Binance and Changpeng Zhao Face £150M Lawsuit From 1,700 UK Investors
Binance and founder Changpeng Zhao have been sued by approximately 1,700 UK investors seeking £150 million in damages for allegedly offering unregulated cryptocurrency derivatives to retail clients without proper authorization.
Binance and Changpeng Zhao Face £150M Lawsuit From 1,700 UK Investors
Binance and founder Changpeng Zhao have been sued by approximately 1,700 UK investors seeking £150 million in damages for allegedly offering unregulated cryptocurrency derivatives to retail clients without proper authorization. The lawsuit, filed in the United Kingdom, marks a significant escalation in regulatory pressure against the world's largest crypto exchange and could establish precedent for cross-border accountability in crypto markets.

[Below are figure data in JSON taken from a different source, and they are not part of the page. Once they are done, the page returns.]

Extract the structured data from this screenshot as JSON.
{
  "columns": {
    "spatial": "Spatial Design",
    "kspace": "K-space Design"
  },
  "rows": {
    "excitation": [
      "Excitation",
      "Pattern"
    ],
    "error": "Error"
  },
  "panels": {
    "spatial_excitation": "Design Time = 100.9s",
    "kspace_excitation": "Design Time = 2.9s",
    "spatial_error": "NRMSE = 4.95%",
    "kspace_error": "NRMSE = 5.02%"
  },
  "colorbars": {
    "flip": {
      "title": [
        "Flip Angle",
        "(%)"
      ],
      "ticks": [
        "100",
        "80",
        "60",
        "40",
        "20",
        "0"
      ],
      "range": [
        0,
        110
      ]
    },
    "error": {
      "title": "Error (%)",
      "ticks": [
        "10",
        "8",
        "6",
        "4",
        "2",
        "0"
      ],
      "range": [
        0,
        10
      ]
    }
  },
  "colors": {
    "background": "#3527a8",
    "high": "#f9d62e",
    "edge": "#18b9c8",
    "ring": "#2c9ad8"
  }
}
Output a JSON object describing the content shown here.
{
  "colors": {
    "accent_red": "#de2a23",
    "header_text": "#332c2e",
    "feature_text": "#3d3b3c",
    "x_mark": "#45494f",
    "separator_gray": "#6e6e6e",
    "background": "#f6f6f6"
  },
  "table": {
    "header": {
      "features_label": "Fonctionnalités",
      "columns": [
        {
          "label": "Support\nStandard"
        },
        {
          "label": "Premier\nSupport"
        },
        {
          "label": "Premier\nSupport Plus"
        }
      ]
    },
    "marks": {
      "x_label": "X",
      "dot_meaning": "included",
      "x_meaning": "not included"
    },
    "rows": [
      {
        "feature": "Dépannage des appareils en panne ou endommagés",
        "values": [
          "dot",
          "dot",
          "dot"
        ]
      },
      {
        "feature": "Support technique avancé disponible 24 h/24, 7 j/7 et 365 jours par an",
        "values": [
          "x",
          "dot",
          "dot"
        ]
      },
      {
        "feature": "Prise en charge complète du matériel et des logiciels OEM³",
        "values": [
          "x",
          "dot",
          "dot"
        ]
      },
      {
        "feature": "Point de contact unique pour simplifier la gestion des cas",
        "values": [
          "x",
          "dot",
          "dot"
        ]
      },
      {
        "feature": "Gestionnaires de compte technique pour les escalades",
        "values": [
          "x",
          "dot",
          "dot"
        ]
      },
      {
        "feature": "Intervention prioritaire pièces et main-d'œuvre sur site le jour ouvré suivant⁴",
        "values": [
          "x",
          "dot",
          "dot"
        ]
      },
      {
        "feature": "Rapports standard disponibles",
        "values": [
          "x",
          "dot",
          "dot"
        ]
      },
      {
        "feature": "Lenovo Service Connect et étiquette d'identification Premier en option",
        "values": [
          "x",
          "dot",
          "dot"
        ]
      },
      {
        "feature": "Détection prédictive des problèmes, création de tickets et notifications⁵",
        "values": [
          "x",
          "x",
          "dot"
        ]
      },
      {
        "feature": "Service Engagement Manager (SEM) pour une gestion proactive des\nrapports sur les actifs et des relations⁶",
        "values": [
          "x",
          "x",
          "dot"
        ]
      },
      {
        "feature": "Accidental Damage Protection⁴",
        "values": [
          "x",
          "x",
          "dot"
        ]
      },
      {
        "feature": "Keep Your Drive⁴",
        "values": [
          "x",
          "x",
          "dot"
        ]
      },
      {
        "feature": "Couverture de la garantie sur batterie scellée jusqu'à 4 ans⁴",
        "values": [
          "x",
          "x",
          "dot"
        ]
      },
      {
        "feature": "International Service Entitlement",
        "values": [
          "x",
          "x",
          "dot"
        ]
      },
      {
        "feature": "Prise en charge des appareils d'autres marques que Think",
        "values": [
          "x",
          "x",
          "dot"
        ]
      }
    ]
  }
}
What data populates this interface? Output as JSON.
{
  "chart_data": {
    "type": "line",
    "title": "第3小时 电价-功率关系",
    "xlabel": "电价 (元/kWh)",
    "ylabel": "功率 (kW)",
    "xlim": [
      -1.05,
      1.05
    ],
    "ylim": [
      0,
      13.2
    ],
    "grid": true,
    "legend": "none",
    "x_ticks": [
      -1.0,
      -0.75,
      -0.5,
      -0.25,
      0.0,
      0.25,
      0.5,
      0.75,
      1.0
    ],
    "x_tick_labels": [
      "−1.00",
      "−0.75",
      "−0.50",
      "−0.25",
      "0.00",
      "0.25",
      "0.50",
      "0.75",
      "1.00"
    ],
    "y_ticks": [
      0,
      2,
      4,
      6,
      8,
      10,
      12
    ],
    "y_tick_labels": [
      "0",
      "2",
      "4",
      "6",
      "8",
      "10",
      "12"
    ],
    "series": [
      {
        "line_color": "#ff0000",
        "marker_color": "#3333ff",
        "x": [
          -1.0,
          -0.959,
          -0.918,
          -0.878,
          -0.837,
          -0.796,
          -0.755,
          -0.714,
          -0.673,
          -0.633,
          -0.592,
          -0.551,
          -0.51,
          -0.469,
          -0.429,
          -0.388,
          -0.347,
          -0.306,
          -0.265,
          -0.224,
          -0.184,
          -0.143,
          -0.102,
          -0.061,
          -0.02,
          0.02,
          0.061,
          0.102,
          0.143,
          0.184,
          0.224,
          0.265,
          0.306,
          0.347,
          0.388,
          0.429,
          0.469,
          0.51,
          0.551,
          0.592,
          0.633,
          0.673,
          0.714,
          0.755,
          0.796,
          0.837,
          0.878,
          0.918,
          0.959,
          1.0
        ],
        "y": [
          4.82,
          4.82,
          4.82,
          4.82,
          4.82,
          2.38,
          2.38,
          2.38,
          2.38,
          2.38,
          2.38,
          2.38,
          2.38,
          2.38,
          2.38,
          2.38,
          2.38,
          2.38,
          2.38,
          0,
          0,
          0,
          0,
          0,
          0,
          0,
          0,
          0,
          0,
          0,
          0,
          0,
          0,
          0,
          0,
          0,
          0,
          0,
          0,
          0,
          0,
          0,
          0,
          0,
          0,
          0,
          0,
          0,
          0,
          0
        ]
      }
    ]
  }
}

The legal action centers on Binance's offering of leveraged and derivative products to British retail investors without securing approval from the UK Financial Conduct Authority (FCA). Crypto derivatives, which allow traders to bet on price movements without owning the underlying asset, have become a flashpoint for regulators worldwide. The FCA has previously taken enforcement action against crypto platforms for offering these products to retail clients, and similar restrictions exist under the EU's MiFID II regulations.
Binance has already faced multiple enforcement actions globally, including regulatory crackdowns in the US, Europe, and Asia over the past three years. The UK case differs in its focus on retail investor protection through a private civil action rather than a regulatory enforcement proceeding, potentially opening a new avenue for harmed investors to seek recourse.
The damages claim of £150 million, approximately $200 million USD, would represent one of the largest consumer lawsuits against a crypto exchange to date. The figure suggests significant losses among the 1,700 claimants, averaging roughly $117,000 per investor. The lawsuit's success would depend on establishing that Binance knowingly violated UK financial services regulations and that investors suffered quantifiable harm as a result of trading unapproved derivatives.
Binance faces several potential defenses. The exchange may argue that investors were adequately informed of risks through terms of service and user disclaimers, or that derivatives trading is a legitimate financial product offered by regulated entities globally. The company could also challenge the UK court's jurisdiction, contending that offshore crypto platforms fall outside British regulatory authority. Binance might further dispute the damages calculation or argue that investors had alternative platforms available and made voluntary choices to trade.
A successful lawsuit could reshape how crypto exchanges structure their offerings and compliance frameworks globally. It may establish that platforms cannot rely solely on geographic arbitrage or technical offshore structures to avoid liability for retail investor harm. The precedent could encourage similar class actions in other jurisdictions where crypto exchanges have offered unregulated derivatives.
For crypto markets, the lawsuit underscores the ongoing tension between innovation and investor protection. While institutional and sophisticated traders have legitimate uses for derivatives, regulators increasingly view retail access to leveraged crypto products as a consumer protection issue. Binance's regulatory challenges have already prompted some institutional investors and corporate treasurers to diversify their exchange exposure, and a major legal judgment could accelerate that trend.
The case is still in early stages, and resolution could take years. Binance has not publicly commented on the specific allegations.